The UN’s human rights chief, Zeid Ra’ad al-Hussein, said in a landmark report last month that the government had acknowledged holding 258 men and women under the PTA but only 54 of them had been convicted of anything.

He said 60 had not been charged while 144 of the cases were still pending.

Human rights campaigners have in the past given a figure of more than 650 Tamil detainees and Mr Hussein said there was also an urgent need to investigate reports of secret and unacknowledged places of detention.

Fears of violence

“The government has pledged to the UN Human Rights Council that the PTA will be repealed,” a Tamil legislator, M A Sumanthiran, told BBC Sinhala.

“So they should release those detained under the PTA before repealing it.”

He said that since the government had rehabilitated and freed some 12,000 former Tiger fighters after defeating the rebels in 2009, there was no sense keeping the long-term detainees in jail.

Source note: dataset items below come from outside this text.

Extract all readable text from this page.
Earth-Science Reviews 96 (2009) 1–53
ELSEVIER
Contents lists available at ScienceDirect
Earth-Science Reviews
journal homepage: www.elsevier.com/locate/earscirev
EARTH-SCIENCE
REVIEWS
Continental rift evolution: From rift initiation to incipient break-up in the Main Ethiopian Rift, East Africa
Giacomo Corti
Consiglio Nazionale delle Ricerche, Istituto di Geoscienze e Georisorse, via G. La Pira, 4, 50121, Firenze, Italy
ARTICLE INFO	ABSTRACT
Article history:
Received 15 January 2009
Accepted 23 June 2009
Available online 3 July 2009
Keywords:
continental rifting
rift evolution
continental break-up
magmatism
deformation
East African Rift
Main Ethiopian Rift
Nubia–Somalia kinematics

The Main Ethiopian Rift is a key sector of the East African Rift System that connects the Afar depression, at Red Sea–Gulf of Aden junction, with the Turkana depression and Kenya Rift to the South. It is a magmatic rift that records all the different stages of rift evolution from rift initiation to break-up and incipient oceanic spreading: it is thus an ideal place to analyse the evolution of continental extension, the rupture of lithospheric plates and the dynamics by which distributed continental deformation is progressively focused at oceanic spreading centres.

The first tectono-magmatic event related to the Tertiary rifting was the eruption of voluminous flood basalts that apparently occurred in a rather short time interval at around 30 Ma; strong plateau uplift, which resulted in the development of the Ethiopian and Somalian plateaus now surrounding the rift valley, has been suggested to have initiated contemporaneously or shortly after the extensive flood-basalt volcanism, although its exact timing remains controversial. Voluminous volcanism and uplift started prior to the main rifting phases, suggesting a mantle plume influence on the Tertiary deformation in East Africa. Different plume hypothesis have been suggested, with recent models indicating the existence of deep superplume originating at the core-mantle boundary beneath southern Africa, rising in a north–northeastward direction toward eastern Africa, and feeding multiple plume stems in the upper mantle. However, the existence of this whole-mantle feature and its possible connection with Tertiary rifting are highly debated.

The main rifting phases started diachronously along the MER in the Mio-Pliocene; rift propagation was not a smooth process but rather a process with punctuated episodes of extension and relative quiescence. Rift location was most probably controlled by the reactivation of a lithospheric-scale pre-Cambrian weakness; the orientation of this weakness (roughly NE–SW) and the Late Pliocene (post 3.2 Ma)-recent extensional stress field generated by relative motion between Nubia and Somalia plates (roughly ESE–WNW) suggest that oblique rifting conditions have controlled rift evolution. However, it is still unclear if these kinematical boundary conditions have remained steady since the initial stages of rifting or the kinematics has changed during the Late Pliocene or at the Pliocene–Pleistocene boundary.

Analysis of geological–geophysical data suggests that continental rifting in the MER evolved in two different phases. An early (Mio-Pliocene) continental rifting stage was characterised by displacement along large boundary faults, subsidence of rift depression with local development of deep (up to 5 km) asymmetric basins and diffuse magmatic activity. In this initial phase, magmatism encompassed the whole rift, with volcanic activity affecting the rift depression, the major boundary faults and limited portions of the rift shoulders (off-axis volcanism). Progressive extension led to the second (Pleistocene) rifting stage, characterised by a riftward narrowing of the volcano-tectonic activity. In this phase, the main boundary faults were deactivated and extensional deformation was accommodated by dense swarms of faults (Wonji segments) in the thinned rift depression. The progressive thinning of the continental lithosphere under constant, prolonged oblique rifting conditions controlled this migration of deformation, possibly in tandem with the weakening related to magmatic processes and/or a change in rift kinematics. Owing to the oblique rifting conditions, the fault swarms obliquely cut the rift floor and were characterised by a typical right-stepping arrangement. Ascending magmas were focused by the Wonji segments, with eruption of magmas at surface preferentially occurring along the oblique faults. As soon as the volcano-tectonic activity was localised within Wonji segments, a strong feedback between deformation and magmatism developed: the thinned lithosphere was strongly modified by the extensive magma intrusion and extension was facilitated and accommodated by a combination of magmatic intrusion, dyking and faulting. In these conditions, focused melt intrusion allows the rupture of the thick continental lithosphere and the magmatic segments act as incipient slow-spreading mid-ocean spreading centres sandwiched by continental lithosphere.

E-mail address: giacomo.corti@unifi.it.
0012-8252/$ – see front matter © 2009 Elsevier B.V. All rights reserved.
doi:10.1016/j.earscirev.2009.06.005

Another Tamil politician, Northern Province Chief Minister C V Wigneswaran, wrote a letter to President Maithripala Sirisena saying there was concern that the hunger-striking prisoners might be dealt with violently by prison officers as, he said, had happened in the past.

He said inmates should be categorised, with some freed and others bailed – or charges swiftly filed and cases heard.

Nearly 30 prisoners of varied ethnicities died in prisons during rioting in 2012.

Mr Wigneswaran said a list of the Tamil prisoners could be prepared “within one week”.

But the UN’s Zeid Ra’ad al-Hussein said President Sirisena’s new government appeared to be “facing challenges” in drawing up such a list, which it says it is working on with Red Cross help.

The Sinhala-language media – which dominate national discourse – frequently refer to the Tamil prisoners as “terrorists”, while many of the Tamil population regard them as political prisoners.